Kegiatan Webinar Series SDGs Center dibuka oleh Ketua SDGs Center, Dr. Muhammad Yusri Zamhuri. Dalam sambutannya, Dr. Yusri membahas mengenai peran sentral SDGs Center dalam mengawal isu energi terbarukan sebagai bagian dari pencapaian tujuan pembangunan berkelanjutan, khususnya di wilayah potensial pembangunan sumber energi besar yang berada di Indonesia bagian Timur
“Masa depan energi terbesar ada di Sulawesi dan Maluku Utara. Karena itu penting untuk membahas masa depan energi terbarukan di dua pulau tersebut. Harapannya tidak hanya konseptual saja, tapi menemukan semacam draft policy bagi pemerintah nasional dan pemerintah daerah agar ada keterkaitan antara tambang-tambang nikel dan perkembangan energi terbarukan di masa depan”, jelasnya.
Prof. Adi Maulana selaku ketua divisi Energi Berkelanjutan SDGs Center dan juga sebagai moderator Webinar Series SDGs Center ini, dalam pengantarnya menekankan peran penting akademisi dalam menjawab tantangan menuju energi terbarukan di Indonesia.

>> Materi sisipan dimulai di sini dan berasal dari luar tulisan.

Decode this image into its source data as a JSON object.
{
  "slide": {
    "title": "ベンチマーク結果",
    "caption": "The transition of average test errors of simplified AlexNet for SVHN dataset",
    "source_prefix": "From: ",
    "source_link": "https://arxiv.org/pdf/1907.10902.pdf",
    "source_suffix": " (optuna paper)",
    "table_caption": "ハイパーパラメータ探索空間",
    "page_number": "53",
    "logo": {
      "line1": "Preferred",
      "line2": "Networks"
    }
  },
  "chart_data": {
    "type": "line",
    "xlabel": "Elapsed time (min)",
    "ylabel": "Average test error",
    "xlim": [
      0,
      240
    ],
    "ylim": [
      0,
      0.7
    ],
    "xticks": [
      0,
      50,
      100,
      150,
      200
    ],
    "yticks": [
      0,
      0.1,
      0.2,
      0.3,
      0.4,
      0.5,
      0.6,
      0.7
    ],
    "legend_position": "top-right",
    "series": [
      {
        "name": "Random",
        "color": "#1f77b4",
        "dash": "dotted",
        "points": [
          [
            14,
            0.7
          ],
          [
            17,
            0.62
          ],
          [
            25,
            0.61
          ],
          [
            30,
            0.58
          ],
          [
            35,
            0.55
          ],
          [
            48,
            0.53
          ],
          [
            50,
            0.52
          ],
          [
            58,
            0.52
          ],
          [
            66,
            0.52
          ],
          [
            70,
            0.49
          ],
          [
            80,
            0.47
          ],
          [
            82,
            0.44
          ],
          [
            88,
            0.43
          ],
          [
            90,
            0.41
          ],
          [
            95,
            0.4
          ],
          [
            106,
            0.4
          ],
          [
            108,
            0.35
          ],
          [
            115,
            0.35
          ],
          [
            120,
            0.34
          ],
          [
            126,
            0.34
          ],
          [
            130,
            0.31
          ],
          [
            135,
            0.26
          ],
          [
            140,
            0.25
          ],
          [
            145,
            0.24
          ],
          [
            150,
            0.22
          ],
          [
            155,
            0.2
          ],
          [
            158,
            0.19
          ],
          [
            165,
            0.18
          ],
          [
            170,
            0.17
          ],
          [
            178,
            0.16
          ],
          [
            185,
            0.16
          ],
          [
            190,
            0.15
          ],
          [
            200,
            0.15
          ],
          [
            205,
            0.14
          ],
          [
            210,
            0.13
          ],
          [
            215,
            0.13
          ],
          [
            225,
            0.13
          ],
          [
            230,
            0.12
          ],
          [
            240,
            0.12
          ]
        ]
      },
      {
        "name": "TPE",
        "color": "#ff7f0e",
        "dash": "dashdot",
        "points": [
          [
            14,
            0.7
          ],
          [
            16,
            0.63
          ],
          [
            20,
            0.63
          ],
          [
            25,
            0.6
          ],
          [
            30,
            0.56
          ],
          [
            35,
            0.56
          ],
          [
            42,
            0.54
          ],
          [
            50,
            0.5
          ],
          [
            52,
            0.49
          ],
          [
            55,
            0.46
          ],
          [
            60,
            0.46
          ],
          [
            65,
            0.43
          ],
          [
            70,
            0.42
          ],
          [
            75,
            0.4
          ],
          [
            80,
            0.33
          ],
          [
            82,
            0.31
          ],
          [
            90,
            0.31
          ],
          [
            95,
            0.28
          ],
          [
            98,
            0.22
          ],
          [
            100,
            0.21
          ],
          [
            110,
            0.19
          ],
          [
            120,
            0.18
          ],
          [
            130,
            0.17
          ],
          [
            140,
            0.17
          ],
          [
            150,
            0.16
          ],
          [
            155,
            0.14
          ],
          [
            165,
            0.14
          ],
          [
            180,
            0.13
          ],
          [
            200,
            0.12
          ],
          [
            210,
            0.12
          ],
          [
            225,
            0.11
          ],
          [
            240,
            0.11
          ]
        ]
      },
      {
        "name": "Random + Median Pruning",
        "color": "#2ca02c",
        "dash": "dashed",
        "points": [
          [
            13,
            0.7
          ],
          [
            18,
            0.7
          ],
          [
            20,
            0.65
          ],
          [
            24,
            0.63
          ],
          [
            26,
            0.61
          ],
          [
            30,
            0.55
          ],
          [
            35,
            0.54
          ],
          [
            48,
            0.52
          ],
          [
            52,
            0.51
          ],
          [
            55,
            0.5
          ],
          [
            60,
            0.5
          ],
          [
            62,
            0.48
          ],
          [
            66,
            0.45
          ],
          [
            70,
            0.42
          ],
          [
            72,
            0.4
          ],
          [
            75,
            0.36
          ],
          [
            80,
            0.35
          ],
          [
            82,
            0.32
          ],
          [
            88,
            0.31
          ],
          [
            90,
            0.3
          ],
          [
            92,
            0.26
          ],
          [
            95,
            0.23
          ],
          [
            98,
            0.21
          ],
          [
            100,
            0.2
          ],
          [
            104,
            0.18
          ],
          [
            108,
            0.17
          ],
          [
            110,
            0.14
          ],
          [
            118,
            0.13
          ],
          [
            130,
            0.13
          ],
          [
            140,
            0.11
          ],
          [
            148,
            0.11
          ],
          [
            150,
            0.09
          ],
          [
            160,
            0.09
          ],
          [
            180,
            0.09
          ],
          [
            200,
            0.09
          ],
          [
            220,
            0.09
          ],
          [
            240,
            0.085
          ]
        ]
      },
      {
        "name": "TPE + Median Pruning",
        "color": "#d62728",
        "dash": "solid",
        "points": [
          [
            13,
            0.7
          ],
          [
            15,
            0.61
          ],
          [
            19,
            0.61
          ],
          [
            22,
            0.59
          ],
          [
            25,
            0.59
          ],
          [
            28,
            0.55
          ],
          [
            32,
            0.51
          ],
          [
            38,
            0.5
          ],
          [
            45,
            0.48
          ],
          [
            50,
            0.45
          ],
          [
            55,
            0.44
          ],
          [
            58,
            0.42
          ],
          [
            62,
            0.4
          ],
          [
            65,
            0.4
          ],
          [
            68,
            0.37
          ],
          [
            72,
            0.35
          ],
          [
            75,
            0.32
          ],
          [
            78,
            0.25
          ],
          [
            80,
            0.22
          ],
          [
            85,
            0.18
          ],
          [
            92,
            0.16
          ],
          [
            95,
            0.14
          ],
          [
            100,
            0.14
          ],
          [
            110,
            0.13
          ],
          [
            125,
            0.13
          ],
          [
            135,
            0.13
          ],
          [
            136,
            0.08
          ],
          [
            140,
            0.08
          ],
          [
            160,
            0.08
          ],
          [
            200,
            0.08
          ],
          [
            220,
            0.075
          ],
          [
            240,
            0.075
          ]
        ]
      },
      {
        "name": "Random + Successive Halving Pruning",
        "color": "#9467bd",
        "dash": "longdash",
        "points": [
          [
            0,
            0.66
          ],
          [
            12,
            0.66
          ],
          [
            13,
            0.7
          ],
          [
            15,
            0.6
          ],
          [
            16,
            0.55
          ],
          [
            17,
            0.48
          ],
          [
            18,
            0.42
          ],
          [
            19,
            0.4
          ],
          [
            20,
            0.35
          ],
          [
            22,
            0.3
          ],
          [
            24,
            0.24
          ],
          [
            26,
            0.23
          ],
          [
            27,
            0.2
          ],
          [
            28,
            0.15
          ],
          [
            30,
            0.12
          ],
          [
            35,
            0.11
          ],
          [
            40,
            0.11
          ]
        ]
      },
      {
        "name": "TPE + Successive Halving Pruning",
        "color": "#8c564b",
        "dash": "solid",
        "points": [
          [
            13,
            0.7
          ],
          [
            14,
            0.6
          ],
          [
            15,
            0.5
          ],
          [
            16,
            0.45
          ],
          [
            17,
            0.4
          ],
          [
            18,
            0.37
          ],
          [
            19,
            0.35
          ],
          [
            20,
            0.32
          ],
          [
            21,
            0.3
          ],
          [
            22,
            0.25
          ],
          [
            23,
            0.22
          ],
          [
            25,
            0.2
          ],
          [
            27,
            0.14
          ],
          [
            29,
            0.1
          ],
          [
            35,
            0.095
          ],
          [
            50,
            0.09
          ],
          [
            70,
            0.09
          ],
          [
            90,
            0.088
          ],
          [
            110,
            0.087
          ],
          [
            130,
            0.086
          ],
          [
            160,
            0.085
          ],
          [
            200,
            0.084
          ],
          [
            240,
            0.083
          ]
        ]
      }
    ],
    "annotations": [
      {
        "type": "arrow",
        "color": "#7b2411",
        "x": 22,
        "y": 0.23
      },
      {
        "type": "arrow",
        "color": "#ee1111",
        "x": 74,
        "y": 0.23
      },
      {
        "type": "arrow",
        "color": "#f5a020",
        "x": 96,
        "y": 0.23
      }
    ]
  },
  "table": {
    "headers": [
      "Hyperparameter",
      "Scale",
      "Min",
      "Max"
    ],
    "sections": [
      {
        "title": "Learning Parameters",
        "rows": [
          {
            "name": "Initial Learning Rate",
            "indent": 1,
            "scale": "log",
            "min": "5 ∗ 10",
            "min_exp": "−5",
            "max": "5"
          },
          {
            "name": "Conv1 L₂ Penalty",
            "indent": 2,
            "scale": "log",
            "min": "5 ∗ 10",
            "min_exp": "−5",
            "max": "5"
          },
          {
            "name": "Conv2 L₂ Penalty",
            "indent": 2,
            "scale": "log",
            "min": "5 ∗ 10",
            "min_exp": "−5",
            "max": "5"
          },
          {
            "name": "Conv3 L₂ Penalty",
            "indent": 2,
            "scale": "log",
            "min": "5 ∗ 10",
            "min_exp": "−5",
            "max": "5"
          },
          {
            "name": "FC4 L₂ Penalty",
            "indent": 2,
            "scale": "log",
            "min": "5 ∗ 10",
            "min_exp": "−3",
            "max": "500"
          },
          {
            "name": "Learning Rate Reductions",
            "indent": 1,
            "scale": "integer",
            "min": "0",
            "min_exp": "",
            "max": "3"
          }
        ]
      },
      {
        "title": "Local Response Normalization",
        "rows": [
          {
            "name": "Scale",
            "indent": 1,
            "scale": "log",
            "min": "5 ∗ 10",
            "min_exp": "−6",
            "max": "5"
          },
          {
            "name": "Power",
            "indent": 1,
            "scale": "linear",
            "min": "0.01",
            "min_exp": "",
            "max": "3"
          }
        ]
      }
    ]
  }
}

“Indonesia ini ternyata memiliki potensi energi terbarukan yang besar, Misalnya geotermal, pembangkit energi tenaga bayu di Jeneponto yang satu-satunya di di Indonesia. Kita sebagai akademisi memiliki tanggung jawab moral untuk mengkaji ini, paling tidak mencerahkan masyarakat, kepada pemerintah. At the end of the day renewable energy di Indonesia yang kabarnya sekitar 400 Giga watt dapat direalisasikan. Kita tahu 2050 diharapkan energi terbarukan bisa mencapai 30% pemanfaatannya di Indoesia”, jelas Guru Besar Teknik Geologi UNHAS ini.

Webinar Series SDGs Center ini menghadirkan beberapa pembicara dari latar belakang kepakaran di bidang energi terbarukan diantaranya Desti Alkano, Ph.D. (co-founder dan associate researcher Energy Academy Indonesia atau ECADIN), Dr. Nugroho Agung Pambudi (pakar energi geotermal dari Universitas Sebelas Maret), Dr. Ikhlas Kitta (Dosen Tekni Elektro UNHAS), dan Dr. Phil. Net. Sri Widodo (Dosen Teknik Pertambangan UNHAS).
Baca Juga : Menguatkan Peran Mahasiswa UNHAS Dalam Mewujudkan SDGs.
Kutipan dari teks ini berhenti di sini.